The half-credit courses offered this semester include Reading Islamic Sacred Texts, Early Daoist Texts, Unlearning Colonial Habits, Mathematical Problem-Solving and Experiential Learning Capstone. These courses span the Education Studies, Mathematics and Religious Studies Departments. The Experiential Learning Capstone is listed as an interdepartmental class.
The courses do not fulfill distribution requirements, and only the two Religious Studies courses count towards the major associated with their department. Other departments will make a decision about what half-credit courses can be counted towards as the model becomes more widespread, according to Elizabeth Morrison, a religion professor and member of the Educational Affairs Committee (EAC). Morrison is also teaching the half-credit course Early Daoist Texts this semester.
The EAC voted last year to implement the half-credit courses this fall. While one of the EAC’s goals with half-credit courses is to provide students more credit flexibility, according to Morrison, the courses also allow more flexibility for professors when they plan their syllabi.
Some professors took a previously taught course and adapted it to fit the half-credit model, while others designed pathway courses to prepare students for other classes.
“[Early Daoist Texts] is based on a class that I once taught,” Morrison said. “I thought that the material would be a really good fit because we are paying attention to two texts in particular that I thought would benefit from a slow reading. So I took the previous syllabus, and I took things out.”
Morrison also noted that the class now weighs class participation more than her full-credit version previously did.

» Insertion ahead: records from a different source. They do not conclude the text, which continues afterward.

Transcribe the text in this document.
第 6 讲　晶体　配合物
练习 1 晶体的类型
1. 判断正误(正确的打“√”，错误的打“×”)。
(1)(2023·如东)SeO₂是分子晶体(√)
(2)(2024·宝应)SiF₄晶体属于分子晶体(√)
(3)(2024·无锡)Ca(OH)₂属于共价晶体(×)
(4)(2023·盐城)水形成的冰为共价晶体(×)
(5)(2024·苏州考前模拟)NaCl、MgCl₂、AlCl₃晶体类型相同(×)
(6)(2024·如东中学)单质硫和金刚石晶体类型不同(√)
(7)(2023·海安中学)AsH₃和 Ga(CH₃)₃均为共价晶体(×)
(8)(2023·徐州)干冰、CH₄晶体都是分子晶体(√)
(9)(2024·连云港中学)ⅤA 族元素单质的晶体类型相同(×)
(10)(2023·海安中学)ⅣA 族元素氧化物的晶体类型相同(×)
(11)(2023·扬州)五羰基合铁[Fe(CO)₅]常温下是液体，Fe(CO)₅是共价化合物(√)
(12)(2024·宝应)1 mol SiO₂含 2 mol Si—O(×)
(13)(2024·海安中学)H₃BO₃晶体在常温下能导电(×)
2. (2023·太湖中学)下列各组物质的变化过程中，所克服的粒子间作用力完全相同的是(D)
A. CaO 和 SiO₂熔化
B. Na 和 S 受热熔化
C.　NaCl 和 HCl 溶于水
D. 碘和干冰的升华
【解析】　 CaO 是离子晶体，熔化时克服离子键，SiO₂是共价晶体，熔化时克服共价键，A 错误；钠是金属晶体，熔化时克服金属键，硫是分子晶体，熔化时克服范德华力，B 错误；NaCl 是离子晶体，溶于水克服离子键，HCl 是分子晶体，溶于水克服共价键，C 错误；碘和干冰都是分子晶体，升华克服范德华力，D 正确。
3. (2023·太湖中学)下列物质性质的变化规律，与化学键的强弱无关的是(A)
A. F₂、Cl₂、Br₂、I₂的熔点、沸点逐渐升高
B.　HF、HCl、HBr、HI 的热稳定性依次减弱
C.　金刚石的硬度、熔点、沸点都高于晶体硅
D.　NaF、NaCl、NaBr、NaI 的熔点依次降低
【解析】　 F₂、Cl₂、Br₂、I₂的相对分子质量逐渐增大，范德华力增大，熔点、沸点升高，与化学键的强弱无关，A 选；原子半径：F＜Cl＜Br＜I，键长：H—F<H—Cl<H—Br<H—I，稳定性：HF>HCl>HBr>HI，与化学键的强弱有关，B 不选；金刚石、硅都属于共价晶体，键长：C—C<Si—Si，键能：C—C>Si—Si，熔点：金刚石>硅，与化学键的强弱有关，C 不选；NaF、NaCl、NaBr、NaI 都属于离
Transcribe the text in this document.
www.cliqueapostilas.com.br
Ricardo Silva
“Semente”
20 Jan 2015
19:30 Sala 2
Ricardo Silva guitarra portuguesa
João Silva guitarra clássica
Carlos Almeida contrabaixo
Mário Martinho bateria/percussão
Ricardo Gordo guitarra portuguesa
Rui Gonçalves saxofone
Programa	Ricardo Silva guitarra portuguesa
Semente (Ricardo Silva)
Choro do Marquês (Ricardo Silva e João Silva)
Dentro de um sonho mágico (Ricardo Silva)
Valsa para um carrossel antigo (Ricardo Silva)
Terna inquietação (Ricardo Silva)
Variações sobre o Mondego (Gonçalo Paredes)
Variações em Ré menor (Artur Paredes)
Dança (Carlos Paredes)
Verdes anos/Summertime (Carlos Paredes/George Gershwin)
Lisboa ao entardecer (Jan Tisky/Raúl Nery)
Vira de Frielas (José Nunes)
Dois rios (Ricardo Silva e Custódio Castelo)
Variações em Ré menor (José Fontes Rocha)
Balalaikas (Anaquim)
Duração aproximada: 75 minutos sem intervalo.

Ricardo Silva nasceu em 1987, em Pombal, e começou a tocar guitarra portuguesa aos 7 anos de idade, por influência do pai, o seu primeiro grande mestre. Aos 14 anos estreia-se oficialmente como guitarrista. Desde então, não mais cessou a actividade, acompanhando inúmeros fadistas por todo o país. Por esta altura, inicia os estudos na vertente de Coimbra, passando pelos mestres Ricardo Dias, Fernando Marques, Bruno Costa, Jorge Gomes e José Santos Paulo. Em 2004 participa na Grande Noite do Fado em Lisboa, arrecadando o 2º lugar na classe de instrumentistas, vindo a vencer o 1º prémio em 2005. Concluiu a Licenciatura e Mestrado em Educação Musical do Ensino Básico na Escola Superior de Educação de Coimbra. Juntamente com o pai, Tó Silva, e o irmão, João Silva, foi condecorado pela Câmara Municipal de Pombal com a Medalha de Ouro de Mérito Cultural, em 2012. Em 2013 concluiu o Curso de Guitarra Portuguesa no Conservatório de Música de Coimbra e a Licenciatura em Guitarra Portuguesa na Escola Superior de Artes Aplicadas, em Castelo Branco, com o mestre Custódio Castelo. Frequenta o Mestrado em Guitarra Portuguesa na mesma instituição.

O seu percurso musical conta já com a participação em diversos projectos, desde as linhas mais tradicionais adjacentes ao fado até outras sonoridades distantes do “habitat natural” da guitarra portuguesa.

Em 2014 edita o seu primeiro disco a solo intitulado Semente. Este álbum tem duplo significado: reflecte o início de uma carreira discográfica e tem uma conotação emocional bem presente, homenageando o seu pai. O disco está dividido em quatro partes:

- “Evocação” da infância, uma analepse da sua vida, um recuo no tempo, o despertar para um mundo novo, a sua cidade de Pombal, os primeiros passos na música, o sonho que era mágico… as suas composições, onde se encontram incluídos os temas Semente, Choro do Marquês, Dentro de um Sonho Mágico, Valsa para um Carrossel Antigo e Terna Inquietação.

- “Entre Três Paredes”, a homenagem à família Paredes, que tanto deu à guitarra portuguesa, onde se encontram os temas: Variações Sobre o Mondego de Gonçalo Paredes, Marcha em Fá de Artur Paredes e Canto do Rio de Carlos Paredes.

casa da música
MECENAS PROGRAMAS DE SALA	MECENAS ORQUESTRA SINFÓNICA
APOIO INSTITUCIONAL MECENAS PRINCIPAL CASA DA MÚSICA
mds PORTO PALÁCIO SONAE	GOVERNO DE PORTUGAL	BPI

Priscilla Bremser, professor for Mathematical Problem-Solving, thought that the half-credit structure would be a great way to address “unfinished learning” in pre-calculus topics that would aid students looking to take calculus. The course is designed to be taken alongside calculus I to address foundational pre-calculus topics that may be problematic for students.
“I hope my course gives students with uneven mathematics backgrounds a chance to solidify foundational concepts so that they can succeed in calculus,” Bremser said.
The flexible nature of the half-credit course structure impacts even the content explored in the class. Associate Professor of Education Jonathan Miller-Lane, who is teaching Unlearning Colonial Habits, was excited to explore new ideas in a space that is less rigid than the typical course structure.
“The main idea was to explore different time slots, approaches, ideas, with a little more uncertainty being an acceptable quantity,” Miller-Lane said. “I wanted to work on some ideas, but I wanted to work on them in an environment of profound uncertainty. I liked the idea of exploring what other time frames we can use to explore the questions we are trying to engage.”
Camiel Schroeder ’25, a student in Unlearning Colonial Habits, said that he was partially drawn to the course due to its unique structure. As a previous student of the professor, he felt Miller-Lane advertised the benefits of a half-credit class well.
“He said we were going to do this in a very unique sense in that it's just three long meetings on Saturdays and then a bunch of like three hour meetings during meals, which sounds ideal to me,” Schroeder said. “It sounded like not a big commitment for big rewards, academically and experientially speaking.”
Schroeder later informed The Campus he dropped Unlearning Colonial Habits during the second week of school — after his initial interview. He said he realized that taking 4.5 classes instead of 3.5 was overly ambitious for his fall semester.